J’ai 13 ans, les sourcils chatains, le front haut, les yeux
bleu azur pale, le nez convexe, une petite bouche, un menton rond et un visage
allongé, le teint brun. Au-dessus du sourcil droit, j’ai une cicatrice de 2cm.
Je suis en bonne santé, juste un peu lymphatique. C’est le médecin qui l’a
dit !
A Saint Hilaire, depuis trois mois. Je commence l’année 1887
avec une mauvaise bronchite et une diarrhée chronique. On m’a envoyé à
l’infirmerie. Là-bas, ça castagne aussi,
hier je me suis pris un coup de sabot. D’accord,
je ne l’avais pas volé, mais qu’est-ce que j’ai mal au genou ! Mais je me
tais, je me méfie, la loi des sauvageons de St Hilaire, je commence à m’y
faire, mais les punitions des matons, ça non… C’est les colons qui vous le
disent !
Ça fait bien trois
mois que je hurle en silence à cause de ce fichu genou, mais ce matin, je n’ai
pas pu me lever et j’ai dû montrer ma
jambe, alors ils ont bricolé une attelle.
En juin, « Un épanchement considérable de synovie
remplit l’articulation dont tous les tissus sont tuméfiés et inflammés.

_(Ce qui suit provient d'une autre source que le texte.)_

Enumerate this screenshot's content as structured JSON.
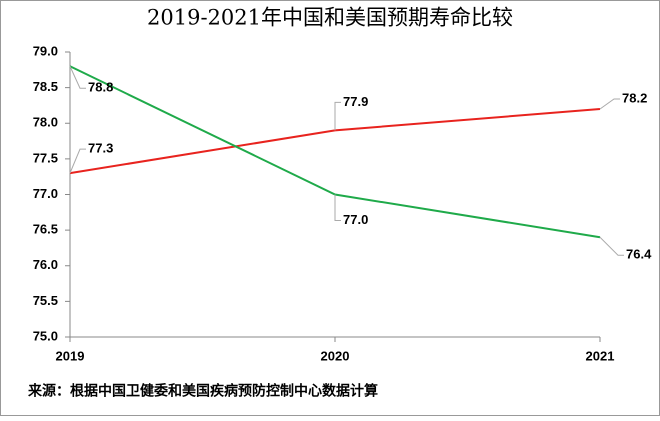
{
  "chart_data": {
    "type": "line",
    "title": "2019-2021年中国和美国预期寿命比较",
    "source": "来源：根据中国卫健委和美国疾病预防控制中心数据计算",
    "x": [
      2019,
      2020,
      2021
    ],
    "xlim": [
      2019,
      2021
    ],
    "xticks": [
      2019,
      2020,
      2021
    ],
    "ylim": [
      75,
      79
    ],
    "yticks": [
      {
        "value": 75,
        "label": "75.0"
      },
      75.5,
      {
        "value": 76,
        "label": "76.0"
      },
      76.5,
      {
        "value": 77,
        "label": "77.0"
      },
      77.5,
      {
        "value": 78,
        "label": "78.0"
      },
      78.5,
      {
        "value": 79,
        "label": "79.0"
      }
    ],
    "grid": false,
    "series": [
      {
        "color": "#e8231e",
        "values": [
          77.3,
          77.9,
          78.2
        ]
      },
      {
        "color": "#1faa4a",
        "values": [
          78.8,
          77.0,
          76.4
        ],
        "value_labels": [
          "78.8",
          "77.0",
          "76.4"
        ]
      }
    ]
  }
}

Il
s’est déclaré à la partie interne de la jambe une vaste collection purulente.
Aujourd’hui l’enfant est atteint de tumeur blanche du genou, les condyles du
fémur ont presque doublé de volume, les ligaments de l’articulation du genou se
sont relachés et le tibia se luxe de plus en plus sous le fémur sans qu’il ait
été possible dans l’origine de s’opposer au développement des os par des
appareils contensifs par suite de la formation de la collection purulente. ».
Il faut que j’aille à l’hôpital. C’est le médecin qui l’a dit !

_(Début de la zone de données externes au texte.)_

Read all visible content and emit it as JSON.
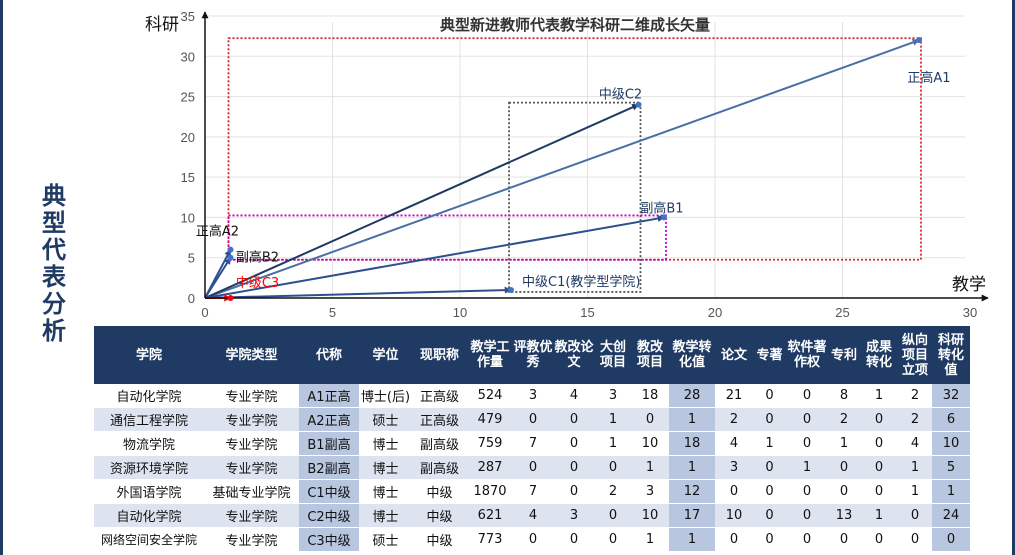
{
  "side_title": [
    "典",
    "型",
    "代",
    "表",
    "分",
    "析"
  ],
  "chart_data": {
    "type": "scatter",
    "title": "典型新进教师代表教学科研二维成长矢量",
    "xlabel": "教学",
    "ylabel": "科研",
    "xlim": [
      0,
      30
    ],
    "ylim": [
      0,
      35
    ],
    "xticks": [
      0,
      5,
      10,
      15,
      20,
      25,
      30
    ],
    "yticks": [
      0,
      5,
      10,
      15,
      20,
      25,
      30,
      35
    ],
    "grid": true,
    "points": [
      {
        "label": "正高A1",
        "x": 28,
        "y": 32,
        "color": "#4472c4"
      },
      {
        "label": "中级C2",
        "x": 17,
        "y": 24,
        "color": "#4472c4"
      },
      {
        "label": "副高B1",
        "x": 18,
        "y": 10,
        "color": "#4472c4"
      },
      {
        "label": "中级C1(教学型学院)",
        "x": 12,
        "y": 1,
        "color": "#4472c4"
      },
      {
        "label": "正高A2",
        "x": 1,
        "y": 6,
        "color": "#4472c4"
      },
      {
        "label": "副高B2",
        "x": 1,
        "y": 5,
        "color": "#4472c4"
      },
      {
        "label": "中级C3",
        "x": 1,
        "y": 0,
        "color": "#ff0000"
      }
    ],
    "arrows": [
      {
        "to": [
          28,
          32
        ],
        "color": "#4a6fa5"
      },
      {
        "to": [
          17,
          24
        ],
        "color": "#1f3a63"
      },
      {
        "to": [
          18,
          10
        ],
        "color": "#2f4f8f"
      },
      {
        "to": [
          12,
          1
        ],
        "color": "#2f4f8f"
      },
      {
        "to": [
          1,
          6
        ],
        "color": "#2f4f8f"
      },
      {
        "to": [
          1,
          5
        ],
        "color": "#2f4f8f"
      },
      {
        "to": [
          1,
          0
        ],
        "color": "#ff0000"
      }
    ],
    "boxes": [
      {
        "x": [
          1,
          28
        ],
        "y": [
          5,
          32
        ],
        "color": "#d9252a"
      },
      {
        "x": [
          12,
          17
        ],
        "y": [
          1,
          24
        ],
        "color": "#555555"
      },
      {
        "x": [
          1,
          18
        ],
        "y": [
          5,
          10
        ],
        "color": "#c000c0"
      }
    ]
  },
  "table": {
    "headers": [
      "学院",
      "学院类型",
      "代称",
      "学位",
      "现职称",
      "教学工作量",
      "评教优秀",
      "教改论文",
      "大创项目",
      "教改项目",
      "教学转化值",
      "论文",
      "专著",
      "软件著作权",
      "专利",
      "成果转化",
      "纵向项目立项",
      "科研转化值"
    ],
    "rows": [
      [
        "自动化学院",
        "专业学院",
        "A1正高",
        "博士(后)",
        "正高级",
        "524",
        "3",
        "4",
        "3",
        "18",
        "28",
        "21",
        "0",
        "0",
        "8",
        "1",
        "2",
        "32"
      ],
      [
        "通信工程学院",
        "专业学院",
        "A2正高",
        "硕士",
        "正高级",
        "479",
        "0",
        "0",
        "1",
        "0",
        "1",
        "2",
        "0",
        "0",
        "2",
        "0",
        "2",
        "6"
      ],
      [
        "物流学院",
        "专业学院",
        "B1副高",
        "博士",
        "副高级",
        "759",
        "7",
        "0",
        "1",
        "10",
        "18",
        "4",
        "1",
        "0",
        "1",
        "0",
        "4",
        "10"
      ],
      [
        "资源环境学院",
        "专业学院",
        "B2副高",
        "博士",
        "副高级",
        "287",
        "0",
        "0",
        "0",
        "1",
        "1",
        "3",
        "0",
        "1",
        "0",
        "0",
        "1",
        "5"
      ],
      [
        "外国语学院",
        "基础专业学院",
        "C1中级",
        "博士",
        "中级",
        "1870",
        "7",
        "0",
        "2",
        "3",
        "12",
        "0",
        "0",
        "0",
        "0",
        "0",
        "1",
        "1"
      ],
      [
        "自动化学院",
        "专业学院",
        "C2中级",
        "博士",
        "中级",
        "621",
        "4",
        "3",
        "0",
        "10",
        "17",
        "10",
        "0",
        "0",
        "13",
        "1",
        "0",
        "24"
      ],
      [
        "网络空间安全学院",
        "专业学院",
        "C3中级",
        "硕士",
        "中级",
        "773",
        "0",
        "0",
        "0",
        "1",
        "1",
        "0",
        "0",
        "0",
        "0",
        "0",
        "0",
        "0"
      ]
    ]
  }
}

A l’Hotel Dieu depuis le 8 Juillet 1887, je coute 2 francs
08 la journée, l’état paiera mes soins. C’est le préfet qui l’a dit !
Mai 88, ça fait presque un an à l’hosto ! Je vais un
peu mieux même si la guérison est encore loin. Les notes de frais s’ajoutent. C’est le
directeur de l’hôtel dieu qui le dit.
Juillet Ça y est, c’est fait j’ai moins mal, enfin j’ai mal
autrement. Un an, ils ont mis un an à couper ma jambe !J’ai dérouillé, mais je suis vivant. Je
vais pouvoir sortir de l’hosto, c’est Luneau qui m’l’a dit !

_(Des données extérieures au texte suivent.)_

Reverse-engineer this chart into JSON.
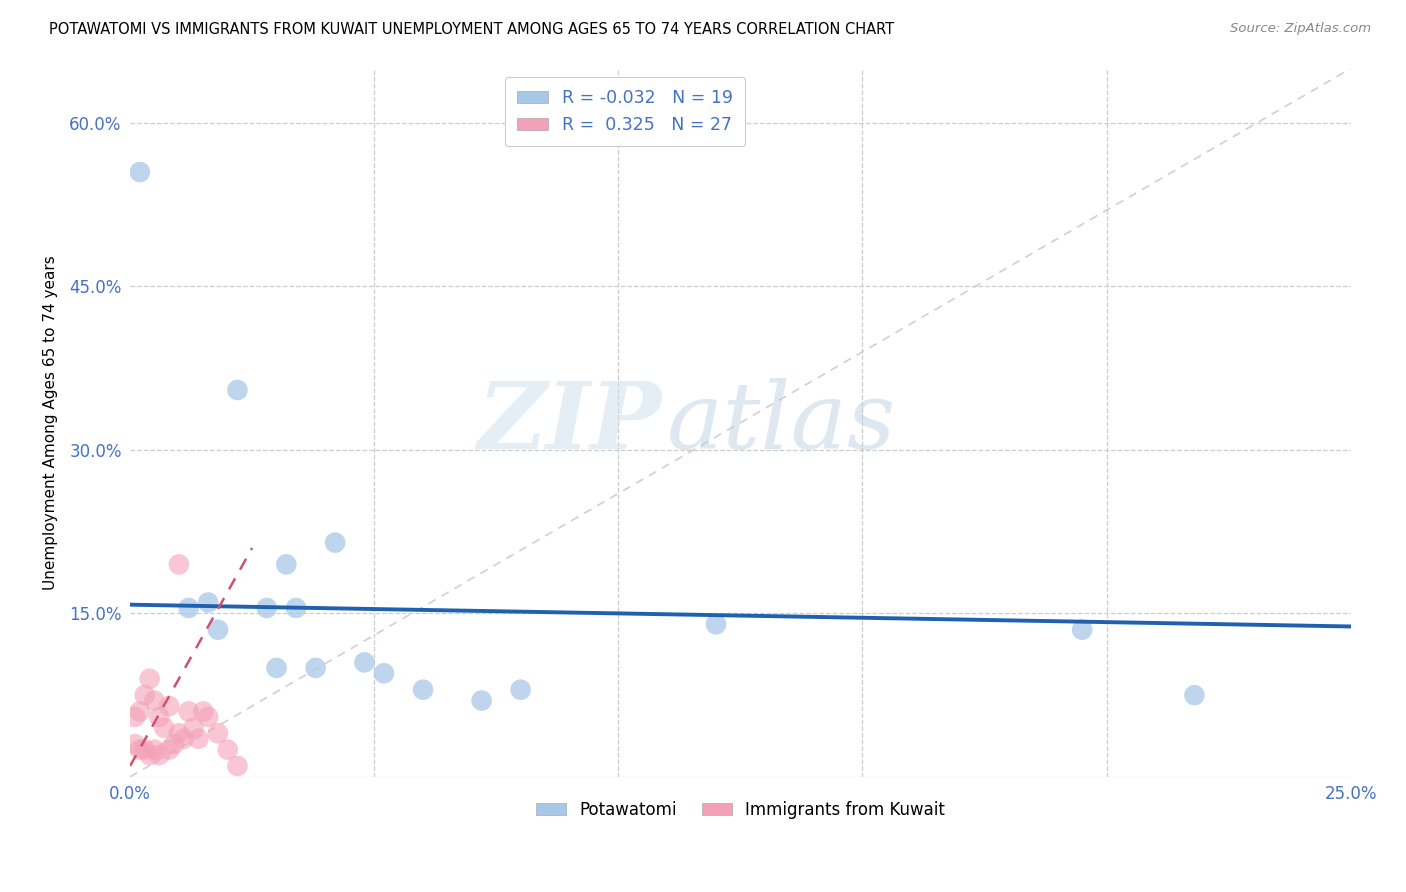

Et on va me payer une jambe de bois, c’est le préfet qui l’a
dit !
Février 1889 : ça se passe jamais aussi vite que prévu,
j’ai fini l’année à l’hosto . Je vais me tenir à carreau. Je sortirai bientôt
de St Hilaire, le 16 décembre 1893, enfin c’est ce qui est prévu. C’est le
directeur qui l’a écrit !
Ce jour-là avec ma jambe de bois et ma tête de pioche, je
serai devenu l’roi de la brioche
et
ça
c’est moi qui vous l’dit !
L’enfant Godineau est-il sorti du bagne ? Rien ne le
confirme dans son dossier. La série 3Y59 des AD86 comprend une liste nominative des dossiers
d’enfants détenus à la Colonie pénitentiaire de St Hilaire au XIXème siècle.
Fondé en 1842, l’établissement devient autonome en 1860. De bagne en IPES, il
accueillit au fil des réformes, les enfants en éducation surveillée. Fermé en
1974, il fut transformé…
en golf en 1985.
Article paru le 11 septembre 2014
Merci Centre Presse pour l'enfant Godineau !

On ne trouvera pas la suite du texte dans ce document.